The criticality index can be composed by several sub-metrics: for example, if a serving-path goes through usually overloaded services or of expensive scalability or if it is known to have caused retry storms in the past.

We can also take in account UX-aspects to bump the criticality of a request path, for example, whether a request was triggered by a user or happened from an automated job action, or whether the client application was in foreground or background in a mobile device.

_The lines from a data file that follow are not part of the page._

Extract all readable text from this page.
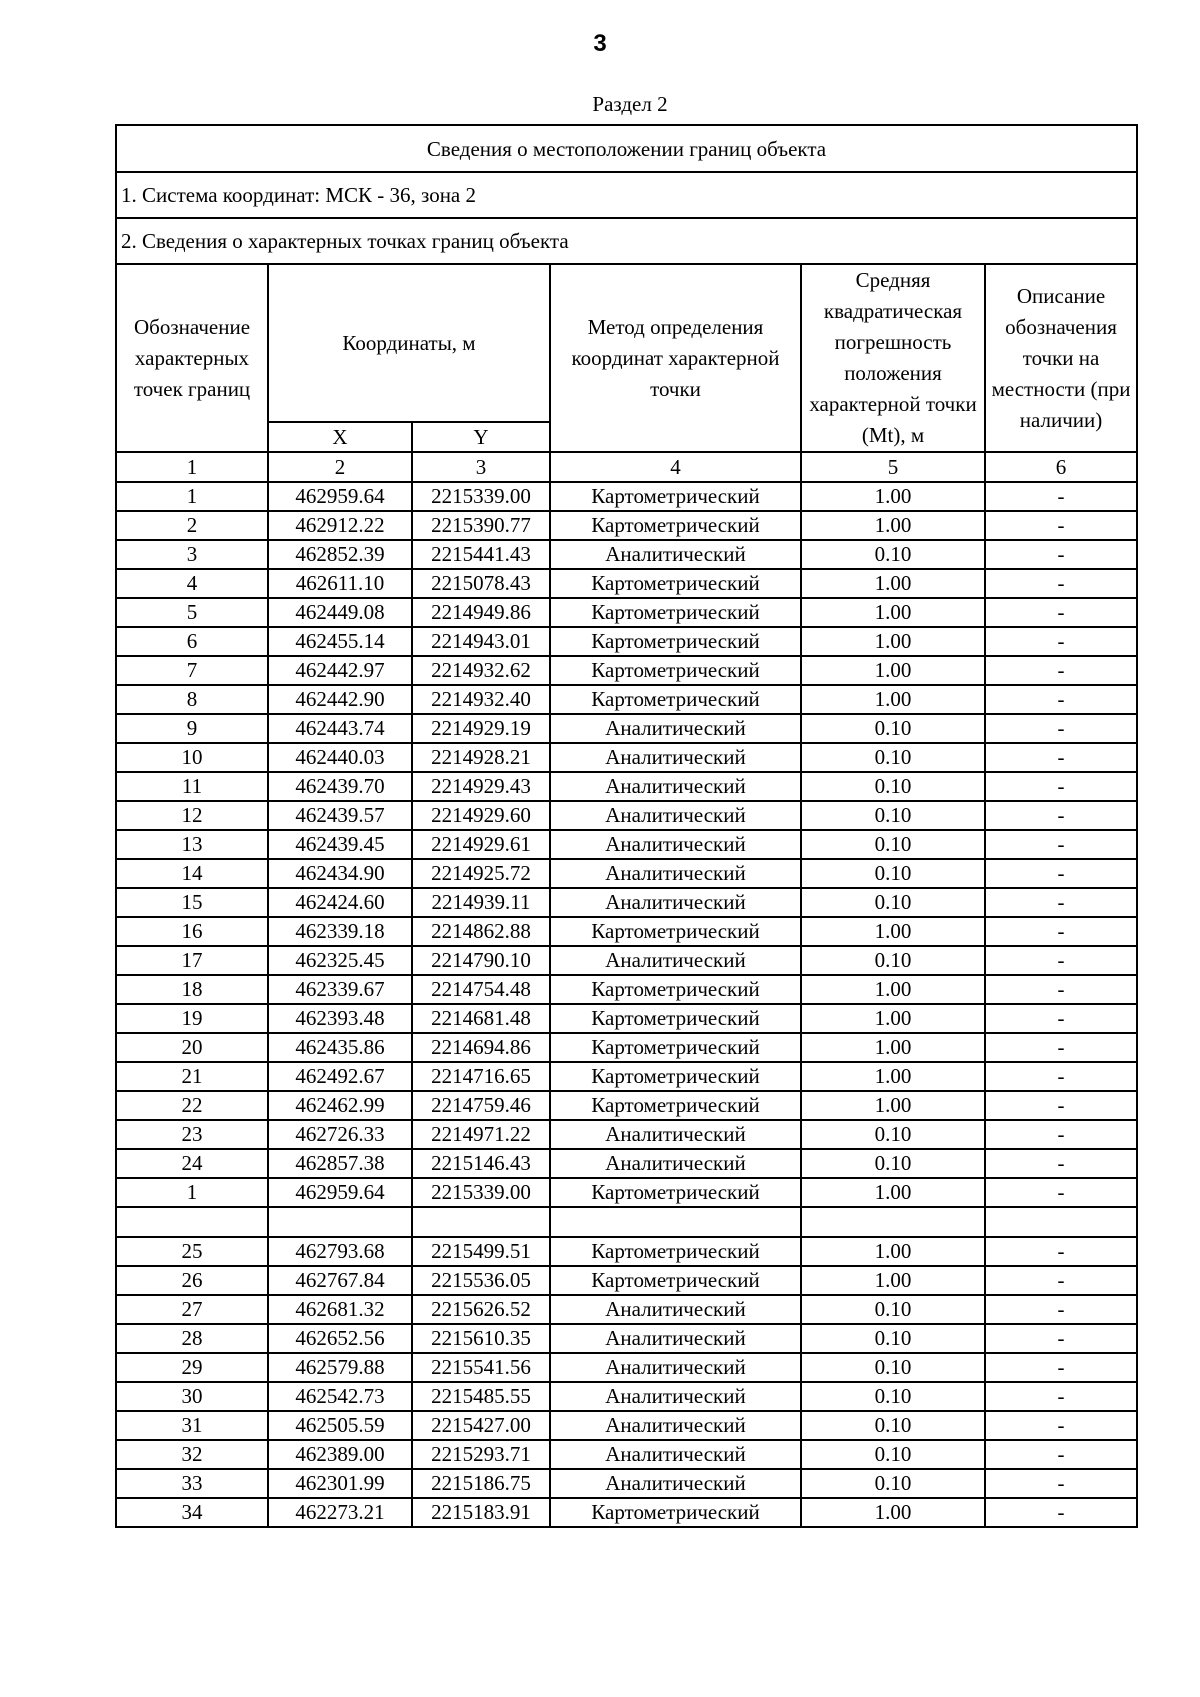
3
Раздел 2
Сведения о местоположении границ объекта					
1. Система координат: МСК - 36, зона 2					
2. Сведения о характерных точках границ объекта					
Обозначение характерных точек границ	Координаты, м		Метод определения координат характерной точки	Средняя квадратическая погрешность положения характерной точки (Mt), м	Описание обозначения точки на местности (при наличии)
	X	Y			
1	2	3	4	5	6
1	462959.64	2215339.00	Картометрический	1.00	-
2	462912.22	2215390.77	Картометрический	1.00	-
3	462852.39	2215441.43	Аналитический	0.10	-
4	462611.10	2215078.43	Картометрический	1.00	-
5	462449.08	2214949.86	Картометрический	1.00	-
6	462455.14	2214943.01	Картометрический	1.00	-
7	462442.97	2214932.62	Картометрический	1.00	-
8	462442.90	2214932.40	Картометрический	1.00	-
9	462443.74	2214929.19	Аналитический	0.10	-
10	462440.03	2214928.21	Аналитический	0.10	-
11	462439.70	2214929.43	Аналитический	0.10	-
12	462439.57	2214929.60	Аналитический	0.10	-
13	462439.45	2214929.61	Аналитический	0.10	-
14	462434.90	2214925.72	Аналитический	0.10	-
15	462424.60	2214939.11	Аналитический	0.10	-
16	462339.18	2214862.88	Картометрический	1.00	-
17	462325.45	2214790.10	Аналитический	0.10	-
18	462339.67	2214754.48	Картометрический	1.00	-
19	462393.48	2214681.48	Картометрический	1.00	-
20	462435.86	2214694.86	Картометрический	1.00	-
21	462492.67	2214716.65	Картометрический	1.00	-
22	462462.99	2214759.46	Картометрический	1.00	-
23	462726.33	2214971.22	Аналитический	0.10	-
24	462857.38	2215146.43	Аналитический	0.10	-
1	462959.64	2215339.00	Картометрический	1.00	-

25	462793.68	2215499.51	Картометрический	1.00	-
26	462767.84	2215536.05	Картометрический	1.00	-
27	462681.32	2215626.52	Аналитический	0.10	-
28	462652.56	2215610.35	Аналитический	0.10	-
29	462579.88	2215541.56	Аналитический	0.10	-
30	462542.73	2215485.55	Аналитический	0.10	-
31	462505.59	2215427.00	Аналитический	0.10	-
32	462389.00	2215293.71	Аналитический	0.10	-
33	462301.99	2215186.75	Аналитический	0.10	-
34	462273.21	2215183.91	Картометрический	1.00	-
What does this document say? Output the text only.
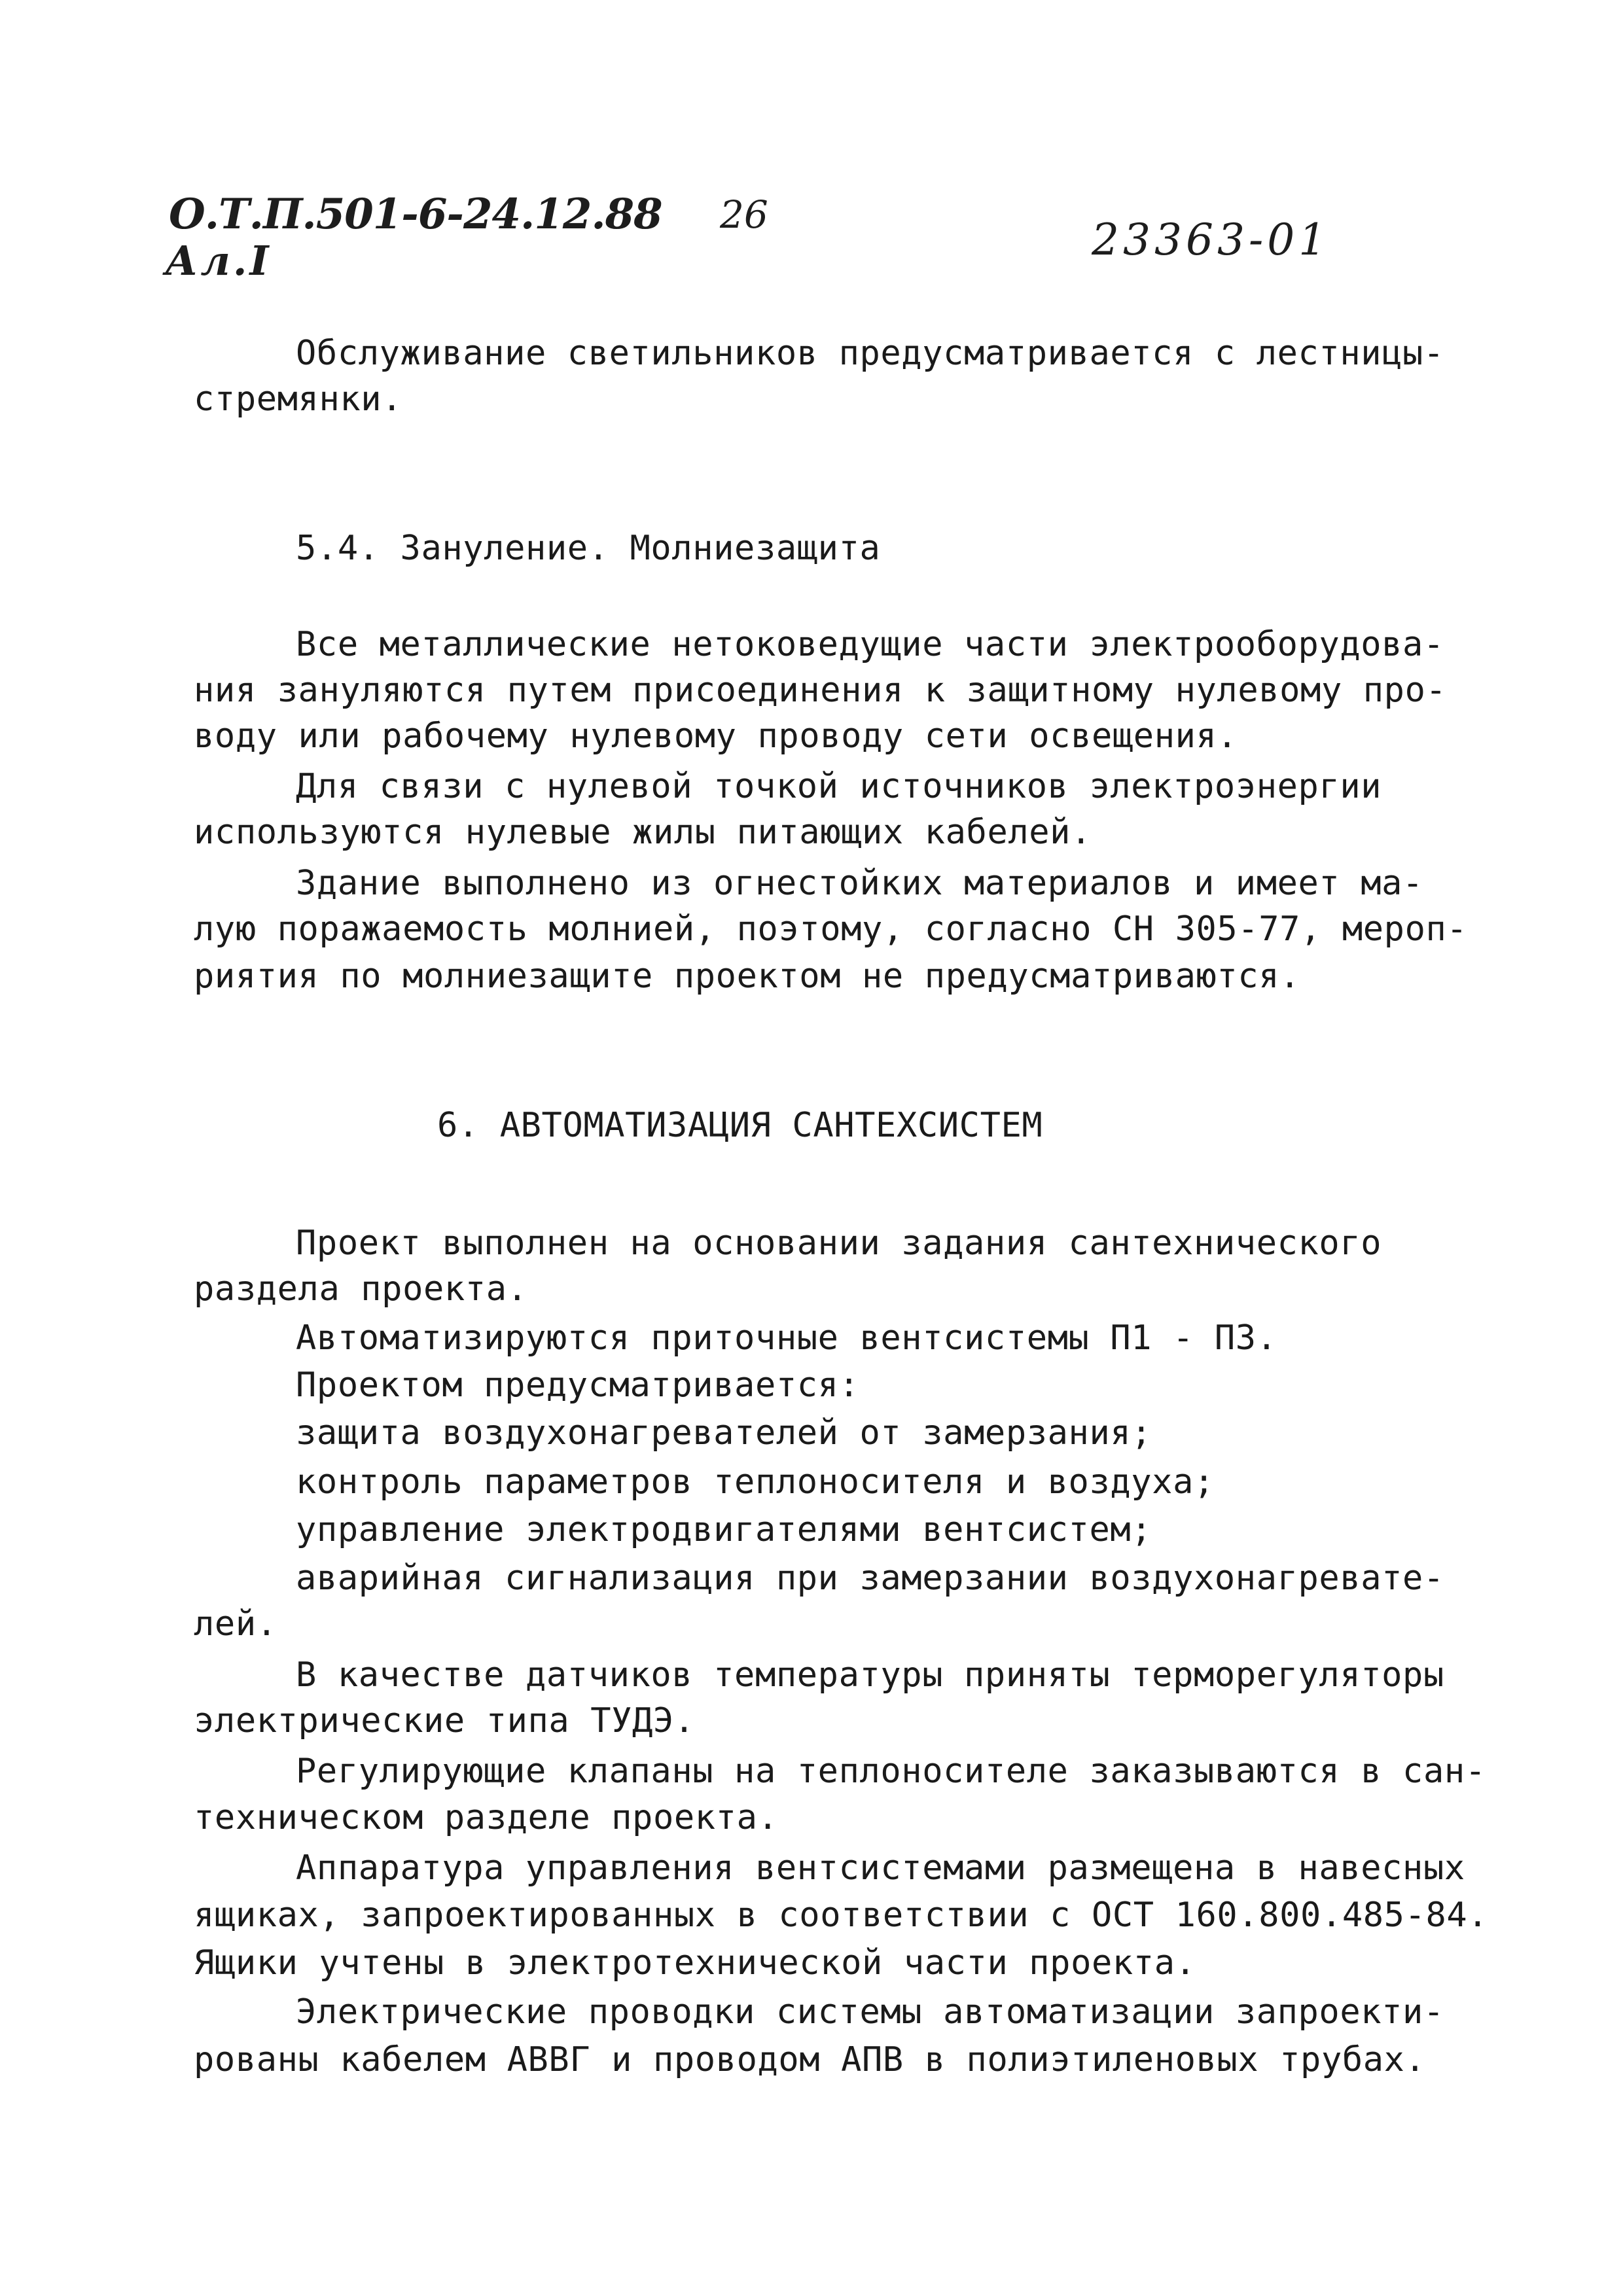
О.Т.П.501-6-24.12.88
Ал.I
26	23363-01
Обслуживание светильников предусматривается с лестницы-
стремянки.
5.4. Зануление. Молниезащита
Все металлические нетоковедущие части электрооборудова-
ния зануляются путем присоединения к защитному нулевому про-
воду или рабочему нулевому проводу сети освещения.
Для связи с нулевой точкой источников электроэнергии
используются нулевые жилы питающих кабелей.
Здание выполнено из огнестойких материалов и имеет ма-
лую поражаемость молнией, поэтому, согласно СН 305-77, мероп-
риятия по молниезащите проектом не предусматриваются.
6. АВТОМАТИЗАЦИЯ САНТЕХСИСТЕМ
Проект выполнен на основании задания сантехнического
раздела проекта.
Автоматизируются приточные вентсистемы П1 - П3.
Проектом предусматривается:
защита воздухонагревателей от замерзания;
контроль параметров теплоносителя и воздуха;
управление электродвигателями вентсистем;
аварийная сигнализация при замерзании воздухонагревате-
лей.
В качестве датчиков температуры приняты терморегуляторы
электрические типа ТУДЭ.
Регулирующие клапаны на теплоносителе заказываются в сан-
техническом разделе проекта.
Аппаратура управления вентсистемами размещена в навесных
ящиках, запроектированных в соответствии с ОСТ 160.800.485-84.
Ящики учтены в электротехнической части проекта.
Электрические проводки системы автоматизации запроекти-
рованы кабелем АВВГ и проводом АПВ в полиэтиленовых трубах.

As an alternative, besides rejecting requests, one can also decide to ‘gracefully degrade’ the response, skipping the expensive paths that aren’t critical to the overall user experience. For example, suppose fetching an audio track metadata from a saturated backend, a server can decide to skip calculating how many likes the track has and use a sensible default instead:


Additionally to circuit-breaking limits for retries per request or per route, a client can also choose to apply a retry budget to limit the incoming load on the server and prevent request storms. Libraries like Twitter’s Finagle and Linkerd bundle in that concept and allow for customization of the budgeting rules.

In general, that will mean that the application will keep track of the ratio between incoming requests and retries, and define a threshold as a configurable limit, that applies over a limited period of time.

Once a client goes over the threshold for the stipulated time-frame, it has its requests cancelled. In other words, a client can retry as much as it want to, as long as the ratio is maintained.

Since large applications tend to be a stack of services with dependencies on each other, it is key that requests are only retried at the layer immediately above of the rejecting one. On the example above, a rejection on the first service would prevent clients (pictured by the phone icons in the image) to retry further and save all potentially incoming combinatorial load on the database server down the line.

A more generic perspective over that concept is to establish a concurrency limit, which will bound the total number of requests a server will handle concurrently, and optionally provide a queue of waiting requests. All of the incoming requests on top of these values get automatically rejected.

What we’ve seen throughout this small series is that resilience is a characteristic of a system as whole, and it builds on top of all of its individual pieces.

On part 1 we have optimized the requests’ path from the clients’ perspective, on part 2 improved the relationship between client and servers while still providing a good user experience and here on part 3, we got back control from the field by moving toggles, limits and flags to the backend.

In summary, we’ve collected a few techniques that will help scaling products in a way that we can also rely on them even in the event of a full or partial outage scenarios.